After a quick consult at Legend’s reception desk, with evening descending, we went off again in search of the bone box. We were determined. Once again we found ourselves on a steep path to nowhere until Neal spotted an old wall and gate tucked around a curve back down at the start of the path, practically hidden by the lay of the road. The old cemetery! We stepped through the unlocked gate into a garden of well-kept tombs blooming with rose bushes sheltering long-buried families of Durnstein, in the looming shadow of an ancient church. (Unfortunately, for some reason the cemetery photos I took won’t import from my camera, despite iPhoto insisting all photos have been imported! So frustrating!) Luck wasn’t with us, as it turns out. A construction wall closed off the area where the bone box was said to be. Dagnabit! We soothed our disappointment with a rest at the riverbank before strolling back to the ship for dinner.
The Wachau Valley still has its medieval landscape with outcroppings of castle ruins, monuments to the age of knights, hills thickly bearded with forest, and charming red-roofed, white-walled towns threaded by aged streets of cobblestones.
On a forested cliff above the town of Melk stands Melk Abbey, a Benedictine monastery founded in 1089, and eventually rebuilt in the Baroque style between 1702 and 1736. It has a gorgeous and famous library holding centuries old manuscripts and books in Latin on religion, philosophy, science, and mathematics, and a collection of books published in later centuries in English and German. Candles were not allowed in the library for fear of fire so if a monk wanted extra light for reading, he could open a wall among the shelves behind which was a small chamber containing a desk and a chair and fronted by a window providing illumination as well as a comfortable, private alcove. The abbey runs a monastic school and also a school for children.
View of Melk from the abbey’s balcony and a ceiling detail.
Late in the afternoon on Monday the weather turned rainy, but not for long. We travelled to Linz, Austria and was docked by dinner. Linz is an industrial city on the Danube. I didn’t do the Linz city tour, opted instead for the bus ride to Salzburg. It was a beautiful drive through pine and fir-forested Austrian countryside, passing by villages in pretty valleys. Mist hung over the deep forests, weather rainy and cool. We stopped for a rest break at Mondsee (Moon Lake).
In Salzburg, my friends and I had lunch at the oldest restaurant in Europe, established in 803 A.D.

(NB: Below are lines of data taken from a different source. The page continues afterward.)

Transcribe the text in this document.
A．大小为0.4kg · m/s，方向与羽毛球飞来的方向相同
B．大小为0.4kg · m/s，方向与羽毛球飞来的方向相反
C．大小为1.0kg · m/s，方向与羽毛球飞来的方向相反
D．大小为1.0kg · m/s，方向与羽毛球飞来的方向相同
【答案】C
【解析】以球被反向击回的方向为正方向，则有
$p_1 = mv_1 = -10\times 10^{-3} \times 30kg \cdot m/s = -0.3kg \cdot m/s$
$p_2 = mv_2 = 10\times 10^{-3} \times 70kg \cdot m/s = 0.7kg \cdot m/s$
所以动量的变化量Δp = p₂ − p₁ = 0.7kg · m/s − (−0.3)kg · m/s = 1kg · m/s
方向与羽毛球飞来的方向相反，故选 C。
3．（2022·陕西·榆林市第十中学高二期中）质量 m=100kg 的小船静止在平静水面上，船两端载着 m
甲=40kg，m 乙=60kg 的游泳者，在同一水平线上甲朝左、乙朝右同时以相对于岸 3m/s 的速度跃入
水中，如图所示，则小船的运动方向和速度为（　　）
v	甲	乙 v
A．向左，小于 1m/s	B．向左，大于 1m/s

Not so much with the castles on this tour, mostly churches and abbeys and old royal buildings like the fortress castle above the Benedictine monastery.
Eight days of leisure coursing along on one of Europe’s great rivers. Each day began for me with a cafe au lait or cappuccino and a luxurious breakfast in the Viking Legend’s dining room with forested river views and the company of friends (there were 7 of us), and then that day’s shore excursion–following the guide through medieval villages threaded with cobblestone streets, through cities chock full of 18th and 19th century architectural beauties (nearly lost my mind among the striking medieval architecture crowning Budapest, Queen of the Danube, and rightfully so. Props to Vienna too, no princess come lately to the architectural ball.) Soaked up a multiplicity of historical details and information, and wore out my Canon, iPad, and iPhone cameras.
Passau, known as the City of Three Rivers, located in southeastern Bavaria, borders Austria, a stroll away across the bridge. Three rivers, the Danube, the Ilz, and the Inn flow through, coming together in a confluence of green and brown waters. Originally a Celtic settlement named “Boiodurum,” it became the diocese of Passau and a bishopric. Its fortune rose on the salt trade, known as White Gold, making it a rich city, giving its merchants a powerful monopoly until 1707 when all salt imports to Passau were forbidden and Passau, a shining star of the Holy Roman Empire, lost its luster.